Given a sequence of numbers $1 > a_1 > a_2 > \cdots$ converging to $0$, let $U \subset \mathbb{C}$ be obtained from the open unit square $(0,1)\times(0,1)$ by removing the line $[a_n, 1]\times\{a_n\}$ for each odd value of $n$, and removing $[0, 1 - a_n]\times\{an\}$ for each even value of $n$, as illustrated in Figure 9. Give $U$ the Poincare metric. Given a basepoint $Z_0$ in the open set $U$, for each unit vector $v$ in the tangent space at $Z_0$ there is a unique geodesic ray $g_v : [0, \infty ] \to U$ which starts at $Z_0$ with initial velocity vector ${g^\prime_v}(0)$. Evidently $g_v(t)$ tends towards the boundary of $U$ as $t\to \infty$ . Now consider the sequence of line segments $L_n = U \cap([0,1] \times {a_n})$, each of which cuts $U$ into two components. Let $V_n$ be the set of all unit vectors $v$ at $Z_0$ such that $g_v[0,\infty)$ intersects the line segment $L_n$.
(1) If $Z_0$ lies near the top of $U$, show that each $V_n$ contains the closure of $V_{n+1}$ and show that there exists a vector $v$ which belongs to the intersection of the $V_n$ .
(2) Show that every point on the bottom edge of the unit square is an accumulation point for the ray $g_v(t)$ as $t\to \infty$.
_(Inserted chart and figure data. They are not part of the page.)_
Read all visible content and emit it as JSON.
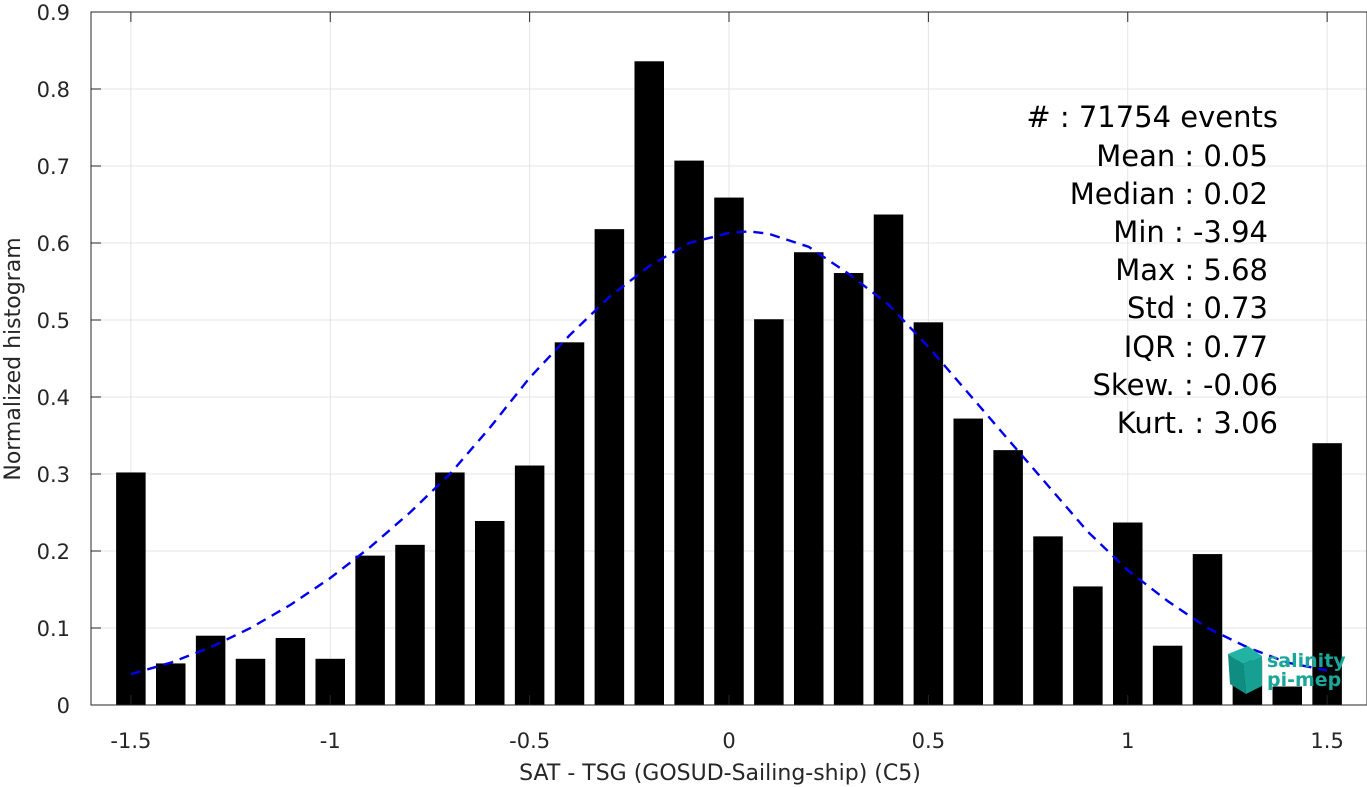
{
  "chart_data": {
    "type": "bar",
    "xlabel": "SAT - TSG (GOSUD-Sailing-ship) (C5)",
    "ylabel": "Normalized histogram",
    "xlim": [
      -1.6,
      1.6
    ],
    "ylim": [
      0,
      0.9
    ],
    "grid": true,
    "xticks": [
      -1.5,
      -1,
      -0.5,
      0,
      0.5,
      1,
      1.5
    ],
    "xtick_labels": [
      "-1.5",
      "-1",
      "-0.5",
      "0",
      "0.5",
      "1",
      "1.5"
    ],
    "yticks": [
      0,
      0.1,
      0.2,
      0.3,
      0.4,
      0.5,
      0.6,
      0.7,
      0.8,
      0.9
    ],
    "ytick_labels": [
      "0",
      "0.1",
      "0.2",
      "0.3",
      "0.4",
      "0.5",
      "0.6",
      "0.7",
      "0.8",
      "0.9"
    ],
    "bin_width": 0.1,
    "bar_color": "#000000",
    "bins": [
      {
        "x": -1.5,
        "value": 0.302
      },
      {
        "x": -1.4,
        "value": 0.054
      },
      {
        "x": -1.3,
        "value": 0.09
      },
      {
        "x": -1.2,
        "value": 0.06
      },
      {
        "x": -1.1,
        "value": 0.087
      },
      {
        "x": -1.0,
        "value": 0.06
      },
      {
        "x": -0.9,
        "value": 0.194
      },
      {
        "x": -0.8,
        "value": 0.208
      },
      {
        "x": -0.7,
        "value": 0.302
      },
      {
        "x": -0.6,
        "value": 0.239
      },
      {
        "x": -0.5,
        "value": 0.311
      },
      {
        "x": -0.4,
        "value": 0.471
      },
      {
        "x": -0.3,
        "value": 0.618
      },
      {
        "x": -0.2,
        "value": 0.836
      },
      {
        "x": -0.1,
        "value": 0.707
      },
      {
        "x": 0.0,
        "value": 0.659
      },
      {
        "x": 0.1,
        "value": 0.501
      },
      {
        "x": 0.2,
        "value": 0.588
      },
      {
        "x": 0.3,
        "value": 0.561
      },
      {
        "x": 0.4,
        "value": 0.637
      },
      {
        "x": 0.5,
        "value": 0.497
      },
      {
        "x": 0.6,
        "value": 0.372
      },
      {
        "x": 0.7,
        "value": 0.331
      },
      {
        "x": 0.8,
        "value": 0.219
      },
      {
        "x": 0.9,
        "value": 0.154
      },
      {
        "x": 1.0,
        "value": 0.237
      },
      {
        "x": 1.1,
        "value": 0.077
      },
      {
        "x": 1.2,
        "value": 0.196
      },
      {
        "x": 1.3,
        "value": 0.058
      },
      {
        "x": 1.4,
        "value": 0.024
      },
      {
        "x": 1.5,
        "value": 0.34
      }
    ],
    "fit_curve": {
      "style": "dashed",
      "color": "#0000ee",
      "x": [
        -1.5,
        -1.4,
        -1.3,
        -1.2,
        -1.1,
        -1.0,
        -0.9,
        -0.8,
        -0.7,
        -0.6,
        -0.5,
        -0.4,
        -0.3,
        -0.2,
        -0.1,
        0.0,
        0.05,
        0.1,
        0.2,
        0.3,
        0.4,
        0.5,
        0.6,
        0.7,
        0.8,
        0.9,
        1.0,
        1.1,
        1.2,
        1.3,
        1.4,
        1.5
      ],
      "y": [
        0.04,
        0.055,
        0.075,
        0.1,
        0.13,
        0.165,
        0.205,
        0.25,
        0.3,
        0.36,
        0.425,
        0.48,
        0.53,
        0.57,
        0.6,
        0.613,
        0.615,
        0.612,
        0.595,
        0.56,
        0.52,
        0.465,
        0.405,
        0.345,
        0.285,
        0.225,
        0.175,
        0.135,
        0.1,
        0.075,
        0.055,
        0.045
      ]
    },
    "annotations": [
      "#  : 71754 events",
      "Mean : 0.05",
      "Median : 0.02",
      "Min : -3.94",
      "Max : 5.68",
      "Std : 0.73",
      "IQR : 0.77",
      "Skew. : -0.06",
      "Kurt. : 3.06"
    ]
  },
  "logo": {
    "line1": "salinity",
    "line2": "pi-mep",
    "color": "#1aa79a"
  }
}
(3) Now consider the conformal automorphism $f : U\to U$ which maps this geodesic to itself with $f(\hat{g}_v(t)) = \hat{g}_v(t + 1)$. (Compare Problem 2-e.) Show that every point of the bottom edge is also an accumulation point for the orbit $f: Z_0 \mapsto Z_1\mapsto · · · $.
I tried to solve this problem as following:
(1) To show that $V_n$ contains the closure of $V_{n+1}$, we observe that since $L_n$ cuts $U$ into two components, any geodesic ray $g_v$ with $v\in V_n$ will eventually cross $L_n$. As we move to the next $L_{n+1}$, the geodesic rays $g_v$ with $v\in V_{n+1}$ will also cross $L_{n+1}$, since $L_{n+1}$ includes $L_n$ and goes further. Hence, any vector $v\in V_{n+1}$ is also in $V_n$, demonstrating that the closure of $V_{n+1}$ is contained in $V_n$. To show the existence of $\hat{v}$, consider an open neighborhood around $Z_0$ within $U$. Since $U$ is compact, we can choose a sequence of vectors $v_n$ with $v_n\in V_n$ within this neighborhood. Due to the containment of the closure of $V_{n+1}$ in $V_n$, this sequence converges to a vector $\hat{v}$ which belongs to the intersection of all $V_n$.
(2) For every point on the bottom edge, the translated geodesic $f(g_{\hat{v}}(t))$ follows the same trajectory as $g_{\hat{v}}(t)$ but with a translation. Since the original geodesic approaches the bottom edge, the translated geodesic will also do the same. Therefore, every point on the bottom edge is an accumulation point for the ray $g_{\hat{v}}(t)$ as $t\to \infty$.
(3) As we demonstrated in part (1), every point on the bottom edge is an accumulation point for the translated geodesic $f(g_{\hat{v}}(t))$. Considering that the conformal automorphism $f$ preserves the geodesics, each point on the bottom edge is also an accumulation point for the orbit $f: Z_0 \mapsto Z_1\mapsto · · · $.
I need from you to correct my question, please.